Представляю грустную улыбку адмирала Рожественского в то время, когда писал он свой рапорт с одобрением проекта лейтенанта Щеглова. Ведь будь такое положение введено хоть за пару лет до японской войны, 2-я эскадра и вышла бы вовремя, и снабжена была бы как надо и чем надо. Ладно, что было — было. Вернемся к показаниям фон Берендса.
Стрельбы были ежедневно
«Интересно, из каких таких источников брали бы запасы для практической стрельбы гг. репортеры газет, когда в запас было отпущено всего 20% боевого комплекта, это на эскадру, посланную за 30 тысяч миль почти, считая вокруг Капштадта, идущую без всякой базы в пути, идущую с целью прорваться с боем в Артур или Владивосток?»

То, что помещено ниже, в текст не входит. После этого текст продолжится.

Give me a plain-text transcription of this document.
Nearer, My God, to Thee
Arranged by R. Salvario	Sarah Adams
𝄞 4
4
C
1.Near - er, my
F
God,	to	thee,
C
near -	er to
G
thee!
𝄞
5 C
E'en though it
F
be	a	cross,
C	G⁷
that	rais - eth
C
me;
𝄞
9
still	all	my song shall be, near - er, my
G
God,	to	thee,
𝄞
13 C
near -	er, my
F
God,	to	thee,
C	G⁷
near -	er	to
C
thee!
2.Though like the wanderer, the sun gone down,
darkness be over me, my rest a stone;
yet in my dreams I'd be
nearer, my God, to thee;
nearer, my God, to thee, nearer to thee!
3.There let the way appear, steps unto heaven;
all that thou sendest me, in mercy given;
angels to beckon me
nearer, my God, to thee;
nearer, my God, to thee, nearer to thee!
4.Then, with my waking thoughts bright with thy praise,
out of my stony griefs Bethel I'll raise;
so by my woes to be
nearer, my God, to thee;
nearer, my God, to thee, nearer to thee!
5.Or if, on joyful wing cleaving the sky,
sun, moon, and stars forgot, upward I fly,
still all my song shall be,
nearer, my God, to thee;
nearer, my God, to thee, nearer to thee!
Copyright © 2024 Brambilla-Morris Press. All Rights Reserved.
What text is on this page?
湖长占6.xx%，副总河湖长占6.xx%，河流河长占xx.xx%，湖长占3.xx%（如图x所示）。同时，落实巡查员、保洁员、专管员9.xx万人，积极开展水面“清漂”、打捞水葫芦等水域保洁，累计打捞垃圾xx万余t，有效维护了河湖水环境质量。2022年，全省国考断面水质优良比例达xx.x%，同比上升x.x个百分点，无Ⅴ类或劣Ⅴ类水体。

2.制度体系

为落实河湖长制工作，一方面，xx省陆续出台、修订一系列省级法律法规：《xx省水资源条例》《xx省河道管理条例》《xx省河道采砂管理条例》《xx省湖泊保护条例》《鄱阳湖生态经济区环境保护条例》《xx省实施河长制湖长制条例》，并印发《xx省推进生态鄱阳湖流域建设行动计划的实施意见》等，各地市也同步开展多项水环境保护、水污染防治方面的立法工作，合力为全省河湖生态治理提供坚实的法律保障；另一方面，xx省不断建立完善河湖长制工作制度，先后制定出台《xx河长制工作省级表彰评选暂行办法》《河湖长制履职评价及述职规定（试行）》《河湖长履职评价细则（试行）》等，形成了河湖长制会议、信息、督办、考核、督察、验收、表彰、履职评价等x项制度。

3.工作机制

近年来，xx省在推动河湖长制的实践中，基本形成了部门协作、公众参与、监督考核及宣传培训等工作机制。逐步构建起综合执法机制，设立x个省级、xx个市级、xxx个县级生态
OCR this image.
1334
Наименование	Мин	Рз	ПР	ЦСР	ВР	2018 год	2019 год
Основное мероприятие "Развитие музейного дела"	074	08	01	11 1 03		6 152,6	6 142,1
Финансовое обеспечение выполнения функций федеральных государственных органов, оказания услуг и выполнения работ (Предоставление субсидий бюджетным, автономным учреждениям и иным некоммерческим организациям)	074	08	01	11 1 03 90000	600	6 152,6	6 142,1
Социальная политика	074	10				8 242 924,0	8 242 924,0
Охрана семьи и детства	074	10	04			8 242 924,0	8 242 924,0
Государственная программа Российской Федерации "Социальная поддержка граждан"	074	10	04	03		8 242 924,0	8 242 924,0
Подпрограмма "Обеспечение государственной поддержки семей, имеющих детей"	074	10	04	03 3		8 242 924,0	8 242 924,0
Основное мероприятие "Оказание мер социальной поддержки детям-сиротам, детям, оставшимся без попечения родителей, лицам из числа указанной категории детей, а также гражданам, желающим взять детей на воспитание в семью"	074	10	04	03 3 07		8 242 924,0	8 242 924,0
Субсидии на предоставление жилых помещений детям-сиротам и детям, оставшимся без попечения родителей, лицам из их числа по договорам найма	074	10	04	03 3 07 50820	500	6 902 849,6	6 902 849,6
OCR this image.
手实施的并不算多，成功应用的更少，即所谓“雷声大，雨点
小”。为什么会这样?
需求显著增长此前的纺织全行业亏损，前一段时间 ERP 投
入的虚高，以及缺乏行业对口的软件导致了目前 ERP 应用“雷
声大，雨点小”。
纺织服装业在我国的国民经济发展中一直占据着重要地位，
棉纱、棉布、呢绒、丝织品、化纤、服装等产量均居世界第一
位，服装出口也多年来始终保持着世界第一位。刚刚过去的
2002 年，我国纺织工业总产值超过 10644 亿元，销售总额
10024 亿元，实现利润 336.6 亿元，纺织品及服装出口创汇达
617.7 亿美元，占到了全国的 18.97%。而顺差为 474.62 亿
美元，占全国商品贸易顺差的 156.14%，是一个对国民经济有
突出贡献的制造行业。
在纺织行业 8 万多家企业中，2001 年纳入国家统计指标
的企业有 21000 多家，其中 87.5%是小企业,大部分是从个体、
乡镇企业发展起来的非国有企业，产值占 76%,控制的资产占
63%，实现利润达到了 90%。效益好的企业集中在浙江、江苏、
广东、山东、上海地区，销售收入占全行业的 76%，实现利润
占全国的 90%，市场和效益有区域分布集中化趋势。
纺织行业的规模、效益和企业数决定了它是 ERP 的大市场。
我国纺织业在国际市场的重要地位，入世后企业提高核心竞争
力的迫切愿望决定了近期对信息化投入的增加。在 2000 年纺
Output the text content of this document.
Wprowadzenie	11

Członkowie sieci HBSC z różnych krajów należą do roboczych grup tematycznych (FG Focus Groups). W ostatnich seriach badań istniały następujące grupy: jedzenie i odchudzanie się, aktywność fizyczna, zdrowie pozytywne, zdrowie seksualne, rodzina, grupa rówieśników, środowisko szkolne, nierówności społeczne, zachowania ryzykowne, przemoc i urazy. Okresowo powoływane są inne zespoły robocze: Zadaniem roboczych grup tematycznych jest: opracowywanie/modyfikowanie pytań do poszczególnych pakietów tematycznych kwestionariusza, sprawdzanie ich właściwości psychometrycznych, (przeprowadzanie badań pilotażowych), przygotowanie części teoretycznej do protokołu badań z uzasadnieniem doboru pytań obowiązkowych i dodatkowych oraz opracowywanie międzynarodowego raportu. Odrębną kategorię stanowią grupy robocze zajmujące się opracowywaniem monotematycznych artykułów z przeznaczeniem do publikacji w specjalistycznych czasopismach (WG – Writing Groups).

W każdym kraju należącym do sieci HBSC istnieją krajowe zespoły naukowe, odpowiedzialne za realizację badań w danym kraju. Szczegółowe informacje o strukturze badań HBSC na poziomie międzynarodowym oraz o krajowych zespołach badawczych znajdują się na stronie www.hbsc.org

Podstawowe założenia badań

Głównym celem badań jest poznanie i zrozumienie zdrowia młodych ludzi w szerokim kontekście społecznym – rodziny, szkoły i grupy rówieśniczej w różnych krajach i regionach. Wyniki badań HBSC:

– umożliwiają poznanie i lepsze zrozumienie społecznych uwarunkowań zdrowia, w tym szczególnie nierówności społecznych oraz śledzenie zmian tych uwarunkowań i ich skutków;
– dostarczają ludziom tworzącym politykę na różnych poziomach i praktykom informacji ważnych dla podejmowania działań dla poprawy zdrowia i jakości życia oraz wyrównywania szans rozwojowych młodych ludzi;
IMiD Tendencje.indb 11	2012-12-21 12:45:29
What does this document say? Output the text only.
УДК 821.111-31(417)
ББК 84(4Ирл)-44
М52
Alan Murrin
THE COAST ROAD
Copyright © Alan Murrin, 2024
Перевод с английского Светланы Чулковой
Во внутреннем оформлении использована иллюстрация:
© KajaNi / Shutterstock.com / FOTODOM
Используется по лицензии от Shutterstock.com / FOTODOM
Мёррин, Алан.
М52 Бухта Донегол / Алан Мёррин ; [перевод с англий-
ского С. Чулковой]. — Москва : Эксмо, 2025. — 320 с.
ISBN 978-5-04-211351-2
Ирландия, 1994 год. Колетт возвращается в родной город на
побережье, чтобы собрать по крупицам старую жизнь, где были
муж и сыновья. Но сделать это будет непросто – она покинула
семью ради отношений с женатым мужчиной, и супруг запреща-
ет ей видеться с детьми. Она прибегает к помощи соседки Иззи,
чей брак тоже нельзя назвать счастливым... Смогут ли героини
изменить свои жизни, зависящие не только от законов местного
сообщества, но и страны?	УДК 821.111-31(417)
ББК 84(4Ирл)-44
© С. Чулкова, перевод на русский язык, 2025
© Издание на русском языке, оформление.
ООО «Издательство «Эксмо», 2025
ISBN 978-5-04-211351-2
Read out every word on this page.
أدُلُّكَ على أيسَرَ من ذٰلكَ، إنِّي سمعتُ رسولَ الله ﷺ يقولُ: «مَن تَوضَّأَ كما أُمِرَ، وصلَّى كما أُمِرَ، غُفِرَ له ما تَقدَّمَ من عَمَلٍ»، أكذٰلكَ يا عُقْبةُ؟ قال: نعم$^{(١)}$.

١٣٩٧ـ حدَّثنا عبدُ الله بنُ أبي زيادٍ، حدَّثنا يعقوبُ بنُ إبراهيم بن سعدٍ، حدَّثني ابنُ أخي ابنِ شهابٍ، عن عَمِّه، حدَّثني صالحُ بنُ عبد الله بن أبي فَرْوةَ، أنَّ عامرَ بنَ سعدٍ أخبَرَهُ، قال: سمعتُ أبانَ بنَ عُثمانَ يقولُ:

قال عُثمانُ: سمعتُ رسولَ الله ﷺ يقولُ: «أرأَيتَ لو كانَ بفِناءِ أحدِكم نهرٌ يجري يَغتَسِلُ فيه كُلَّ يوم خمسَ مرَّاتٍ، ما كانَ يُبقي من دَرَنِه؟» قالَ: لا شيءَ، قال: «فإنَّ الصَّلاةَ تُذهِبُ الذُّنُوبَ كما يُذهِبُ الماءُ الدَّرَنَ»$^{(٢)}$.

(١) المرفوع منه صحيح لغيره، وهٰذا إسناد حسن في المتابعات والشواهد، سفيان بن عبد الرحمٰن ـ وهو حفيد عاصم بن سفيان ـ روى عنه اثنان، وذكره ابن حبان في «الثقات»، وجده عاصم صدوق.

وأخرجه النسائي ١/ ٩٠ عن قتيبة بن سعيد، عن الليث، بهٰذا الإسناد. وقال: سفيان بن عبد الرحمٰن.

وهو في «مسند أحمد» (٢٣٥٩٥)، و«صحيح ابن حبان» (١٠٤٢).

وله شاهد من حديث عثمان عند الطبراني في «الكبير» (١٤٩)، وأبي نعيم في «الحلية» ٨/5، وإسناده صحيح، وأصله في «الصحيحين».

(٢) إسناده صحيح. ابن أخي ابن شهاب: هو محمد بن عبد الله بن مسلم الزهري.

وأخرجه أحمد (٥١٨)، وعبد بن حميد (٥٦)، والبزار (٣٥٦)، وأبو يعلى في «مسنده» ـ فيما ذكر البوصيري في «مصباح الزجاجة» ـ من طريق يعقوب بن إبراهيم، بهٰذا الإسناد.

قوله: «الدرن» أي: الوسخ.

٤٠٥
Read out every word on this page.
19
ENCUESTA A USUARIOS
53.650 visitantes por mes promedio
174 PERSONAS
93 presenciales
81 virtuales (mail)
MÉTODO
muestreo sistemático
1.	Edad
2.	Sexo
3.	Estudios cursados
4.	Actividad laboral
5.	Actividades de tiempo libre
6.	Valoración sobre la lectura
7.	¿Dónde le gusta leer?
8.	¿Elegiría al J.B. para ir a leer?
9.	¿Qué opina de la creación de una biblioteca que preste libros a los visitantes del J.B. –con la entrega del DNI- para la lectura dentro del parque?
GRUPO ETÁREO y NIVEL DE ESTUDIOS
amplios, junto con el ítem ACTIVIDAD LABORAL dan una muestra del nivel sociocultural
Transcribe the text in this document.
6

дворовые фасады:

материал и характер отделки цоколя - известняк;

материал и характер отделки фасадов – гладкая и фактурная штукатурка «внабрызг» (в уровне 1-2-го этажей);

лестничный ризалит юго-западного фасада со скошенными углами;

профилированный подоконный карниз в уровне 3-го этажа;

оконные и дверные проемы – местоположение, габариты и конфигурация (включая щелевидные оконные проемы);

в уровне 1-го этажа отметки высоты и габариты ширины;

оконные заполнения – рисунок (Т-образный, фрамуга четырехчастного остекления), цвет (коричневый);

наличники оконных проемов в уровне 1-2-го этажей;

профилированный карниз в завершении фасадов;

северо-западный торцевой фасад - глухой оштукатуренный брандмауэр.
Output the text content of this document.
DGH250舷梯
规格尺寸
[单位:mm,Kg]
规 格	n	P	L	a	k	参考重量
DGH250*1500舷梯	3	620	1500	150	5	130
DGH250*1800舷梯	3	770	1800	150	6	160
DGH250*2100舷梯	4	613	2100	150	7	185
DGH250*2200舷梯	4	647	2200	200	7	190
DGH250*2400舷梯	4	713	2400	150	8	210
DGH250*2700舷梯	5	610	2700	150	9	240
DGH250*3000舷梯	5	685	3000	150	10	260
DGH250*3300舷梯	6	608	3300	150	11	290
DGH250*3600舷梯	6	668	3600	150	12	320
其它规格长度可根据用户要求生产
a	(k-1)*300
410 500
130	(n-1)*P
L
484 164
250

Вмешаемся еще раз в показания лейтенанта: мы уже говорили и увидим дальше, что стрельба эскадры в бою была «на ять». Что само по себе является чудом. Но как это могло произойти? Может быть, потому, что несмотря на все созданные условия:
«Стрельбы были: была ежедневно с 8 до 101/2 часов утра наводка; весь путь до Цусимы, сличались ежедневно пресловутые дальномеры. Велись занятия глазомером, для чего ежедневно в 8 часов утра по сигналу с “Суворова” “Изумруд” и “Жемчуг” отходили на показанный румб в сторону, постоянно со спуском исполнительного флага, меняя расстояние, по которому велась эскадренная наводка, сличение дальномеров, упражнения в глазомере, занятия с дальномерщиками…» [216]
216
См. Гл. 5.2, раздел: Приказ № 29 от 10 января 1905 года.